The future of a proposed housing subdivision in west Hood River has been bogged in doubt amid concerns from City of Hood River engineers over municipal sewer access.
“Barrel Springs,” planned by Ken Randall and Cody Johnecheck of Lake Oswego investment group Consolidated Land and Cattle LLC, would subdivide an existing 3.7-acre plot of land just north of the intersection of Belmont Avenue and Avalon Drive, and make way for a 20-home residential neighborhood.
The property, owned by Randall for about a decade, rests just outside city limits in the Hood River Urban Growth Area — thus, primary oversight for the project comes from Hood River County but the city could become a key utility provider.
Sewer has become the sticking point, however. In a Jan. 27 letter, City Public Works and Engineering staff raised concerns about extending the municipal sanitary sewer line to neighborhoods outside of city limits.
“The subject property is not contiguous to the city limits and annexation does not appear to be feasible,” staff wrote.
City Manager Steve Wheeler explained urban development outside the city boundary has taken a “piecemeal” approach, where property developers consent to annexation under conditions, but the city is wary about “perpetuating endlessly” that case-by-case, partial system.
Still, the city is weighing options to annex the specific property, or reach an alternative agreement.
“We’re looking at some positive ways to bring them in,” Wheeler said.
Barrel Springs could come before the County Planning Commission for a hearing, scheduled Feb. 24, but Johnecheck said the point may be moot if the applicants can’t lock down sewer access.
“If we can’t hook up to the sewer there’s no reason to come before the County in a hearing … we (would be) dead in the water,” Johnecheck said.
At this point, the applicant has several options, County Principal Planner Eric Walker said.
Randall could either withdraw the application and re-apply after resolving the issue with the city, or modify the plan to include privately maintained sewer or septic systems.
As for County Planning’s role, they could either deny the application based on the city’s findings, or approve the application on condition that applicants “demonstrate adequate public facilities prior to starting construction,” Walker said.
Last time Barrel Springs came before the county, they approved the application.
In September 2007, the County Planning Commission approved a similar subdivision on the same property. According to a public notice in a July 2007 issue of the Hood River News, Johnecheck applied for the same 20-lot plan, under the same name.
In the applicants’ new project description, dated Nov. 30, 2015, they explained they had not pursued development on the property in the past due to the nationwide economic downturn and housing crash.
“This approval was never completed due to the Great Recession and is now null and void,” applicants wrote.

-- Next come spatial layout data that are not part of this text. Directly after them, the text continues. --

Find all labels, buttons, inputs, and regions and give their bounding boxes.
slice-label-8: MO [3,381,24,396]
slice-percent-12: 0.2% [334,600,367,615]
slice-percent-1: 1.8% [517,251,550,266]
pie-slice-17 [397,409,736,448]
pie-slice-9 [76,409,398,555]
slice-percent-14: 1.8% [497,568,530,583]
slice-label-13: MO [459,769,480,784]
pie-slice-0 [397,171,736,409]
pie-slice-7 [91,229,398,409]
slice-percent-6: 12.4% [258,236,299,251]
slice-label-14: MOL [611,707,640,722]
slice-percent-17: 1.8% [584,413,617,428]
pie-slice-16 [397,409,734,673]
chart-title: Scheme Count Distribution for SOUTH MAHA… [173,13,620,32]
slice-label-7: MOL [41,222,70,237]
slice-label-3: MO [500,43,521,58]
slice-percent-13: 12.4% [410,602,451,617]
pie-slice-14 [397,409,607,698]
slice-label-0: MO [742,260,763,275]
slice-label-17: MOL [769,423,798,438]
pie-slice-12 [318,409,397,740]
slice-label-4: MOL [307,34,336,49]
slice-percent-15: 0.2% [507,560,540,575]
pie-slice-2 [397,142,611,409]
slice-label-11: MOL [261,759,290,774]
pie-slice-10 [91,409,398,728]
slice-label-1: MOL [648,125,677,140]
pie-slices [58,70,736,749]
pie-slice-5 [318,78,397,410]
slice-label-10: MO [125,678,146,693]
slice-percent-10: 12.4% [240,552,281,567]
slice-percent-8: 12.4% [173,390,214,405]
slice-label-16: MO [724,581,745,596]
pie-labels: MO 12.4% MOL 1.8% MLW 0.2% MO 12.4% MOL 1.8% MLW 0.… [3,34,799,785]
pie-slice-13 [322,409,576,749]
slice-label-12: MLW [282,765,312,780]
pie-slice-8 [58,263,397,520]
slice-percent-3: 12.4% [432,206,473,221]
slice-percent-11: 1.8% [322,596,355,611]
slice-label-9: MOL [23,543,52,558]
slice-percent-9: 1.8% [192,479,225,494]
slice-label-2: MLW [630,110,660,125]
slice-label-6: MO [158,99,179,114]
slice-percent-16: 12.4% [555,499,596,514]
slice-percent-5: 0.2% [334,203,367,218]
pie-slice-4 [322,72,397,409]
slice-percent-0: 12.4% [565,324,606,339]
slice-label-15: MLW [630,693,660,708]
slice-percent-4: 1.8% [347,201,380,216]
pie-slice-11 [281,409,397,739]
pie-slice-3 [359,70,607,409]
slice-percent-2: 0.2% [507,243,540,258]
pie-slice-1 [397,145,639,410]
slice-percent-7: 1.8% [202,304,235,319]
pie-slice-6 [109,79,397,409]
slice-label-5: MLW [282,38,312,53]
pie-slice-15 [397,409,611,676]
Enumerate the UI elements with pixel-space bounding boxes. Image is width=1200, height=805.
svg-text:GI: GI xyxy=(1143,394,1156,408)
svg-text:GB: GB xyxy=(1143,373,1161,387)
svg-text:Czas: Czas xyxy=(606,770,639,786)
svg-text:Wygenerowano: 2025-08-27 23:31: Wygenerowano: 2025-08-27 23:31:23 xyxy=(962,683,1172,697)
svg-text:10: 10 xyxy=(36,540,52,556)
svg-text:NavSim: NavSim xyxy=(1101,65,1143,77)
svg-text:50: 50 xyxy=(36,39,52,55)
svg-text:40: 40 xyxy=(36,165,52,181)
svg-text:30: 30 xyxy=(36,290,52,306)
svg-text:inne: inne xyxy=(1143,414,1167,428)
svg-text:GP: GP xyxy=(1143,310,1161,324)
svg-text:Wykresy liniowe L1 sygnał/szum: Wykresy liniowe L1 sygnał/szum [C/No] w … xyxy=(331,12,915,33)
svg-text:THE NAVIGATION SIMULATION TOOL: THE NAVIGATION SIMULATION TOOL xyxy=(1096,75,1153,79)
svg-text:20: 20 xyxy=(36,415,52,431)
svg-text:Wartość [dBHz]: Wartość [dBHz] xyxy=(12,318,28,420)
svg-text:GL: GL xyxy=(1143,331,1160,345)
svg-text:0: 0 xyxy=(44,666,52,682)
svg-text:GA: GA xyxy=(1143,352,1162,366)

The project before the county — virtually identical to the 2007 plan — proposes to build twenty lots, all at a minimum of 5,000 square feet, and put down 20 single family homes, up to 35 feet tall.
On the property are a home, a barn and a sparse breadth of trees. Across Belmont are numerous houses circling the Bowe Addition Park.
The project would take down several trees while preserving the “significant” ones in good health, according to an arborist’s report, and would install sidewalks and two new small streets connecting to Belmont: Emmie and Lilly Drives.
Johnecheck said he hopes the project reaches fruition and overcomes its utility conflicts.
“Our attorneys are working on this, trying to reach an understanding,” he said.
Wheeler said discussion on Barrel Springs will likely come up at Monday’s City Council meeting.